On those overwhelming days, I have to question myself as a mother. Can I really manage this with two when it seems that I’m failing with one?
It’s not that I think I’m a bad mother. I think I’m a rather average mother. And it’s not that my house is constantly a wreck or I’m completely overwhelmed by housework—most of the time, with my husband’s diligent help, it stays pretty much under control, though there are always the “hot spots” of clutter that bug me.
I think that I really did expect to have things “under control” by this point in my life—not necessarily having “ motherhood and finding fulfillment in motherhood all figured out by now,” but that I’d at least be decent at managing my son and my house and my finances and some sort of personal identity before I had to go upend my world all over again.
On the other hand, there’s a certain appeal to waiting to work out my whole “life system” until I think we’re done having children. At that point, I won’t have an impending life change lurking in the back of my mind, constantly niggling my confidence whenever I feel as though I’m actually “getting ahead.” (Yeah, you’re on top of this—for now, it seems to say.) Of course, I know that imposing a “life system” on myself and my family once we’ve all become entrenched in our ways would be even more difficult than having to readjust the system every few years.

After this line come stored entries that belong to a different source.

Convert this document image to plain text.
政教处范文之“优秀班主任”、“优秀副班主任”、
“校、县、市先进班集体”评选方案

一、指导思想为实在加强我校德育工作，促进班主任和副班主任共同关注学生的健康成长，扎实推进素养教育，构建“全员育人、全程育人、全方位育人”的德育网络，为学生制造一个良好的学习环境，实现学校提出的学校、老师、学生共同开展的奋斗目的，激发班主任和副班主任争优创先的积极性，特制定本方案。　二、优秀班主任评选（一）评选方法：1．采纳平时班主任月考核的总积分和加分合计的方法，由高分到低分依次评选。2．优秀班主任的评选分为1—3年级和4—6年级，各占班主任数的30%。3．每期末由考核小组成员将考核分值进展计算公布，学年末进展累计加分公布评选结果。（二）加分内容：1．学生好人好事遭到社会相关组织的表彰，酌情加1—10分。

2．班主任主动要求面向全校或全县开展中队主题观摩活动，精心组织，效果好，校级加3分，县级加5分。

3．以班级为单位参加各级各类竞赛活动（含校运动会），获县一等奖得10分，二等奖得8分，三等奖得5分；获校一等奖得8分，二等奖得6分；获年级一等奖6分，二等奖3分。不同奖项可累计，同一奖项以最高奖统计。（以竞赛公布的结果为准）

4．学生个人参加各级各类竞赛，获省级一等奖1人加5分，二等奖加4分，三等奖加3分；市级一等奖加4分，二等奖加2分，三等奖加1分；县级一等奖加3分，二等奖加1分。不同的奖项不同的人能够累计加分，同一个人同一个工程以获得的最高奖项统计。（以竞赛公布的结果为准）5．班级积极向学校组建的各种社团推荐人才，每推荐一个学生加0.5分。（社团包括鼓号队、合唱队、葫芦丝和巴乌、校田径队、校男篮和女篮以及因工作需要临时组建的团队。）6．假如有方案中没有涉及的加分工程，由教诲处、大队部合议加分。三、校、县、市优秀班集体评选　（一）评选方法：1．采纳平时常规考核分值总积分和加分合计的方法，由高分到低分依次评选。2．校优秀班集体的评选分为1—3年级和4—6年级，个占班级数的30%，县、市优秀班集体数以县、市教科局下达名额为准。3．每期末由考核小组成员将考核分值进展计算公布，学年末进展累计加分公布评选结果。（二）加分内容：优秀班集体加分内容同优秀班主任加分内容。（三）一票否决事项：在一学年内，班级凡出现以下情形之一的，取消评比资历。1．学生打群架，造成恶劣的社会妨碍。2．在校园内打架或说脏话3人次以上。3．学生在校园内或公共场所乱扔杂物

But I only feel like I have a “system” about half of the time. The other half I’m trying to live up to that ideal—a mostly straight house, a mostly safe & clean child (who’s mostly not tormenting the cat) and a mostly satisfied me.
Sometimes I let my satisfaction with my life and my fulfillment rest on factors like these that are easily measured and highly visible. But it’s the intangible things that bring true satisfaction in life (okay, I guess Hayden and Ryan are quite tangible…).
I don’t have everything worked out perfectly. That really bothers the perfectionist in me. But I’m not going to let perfectionism keep me from enjoying my life and doing the things I know that I want to do—like have another child—just because my house isn’t spotless and my son plays in the cat food.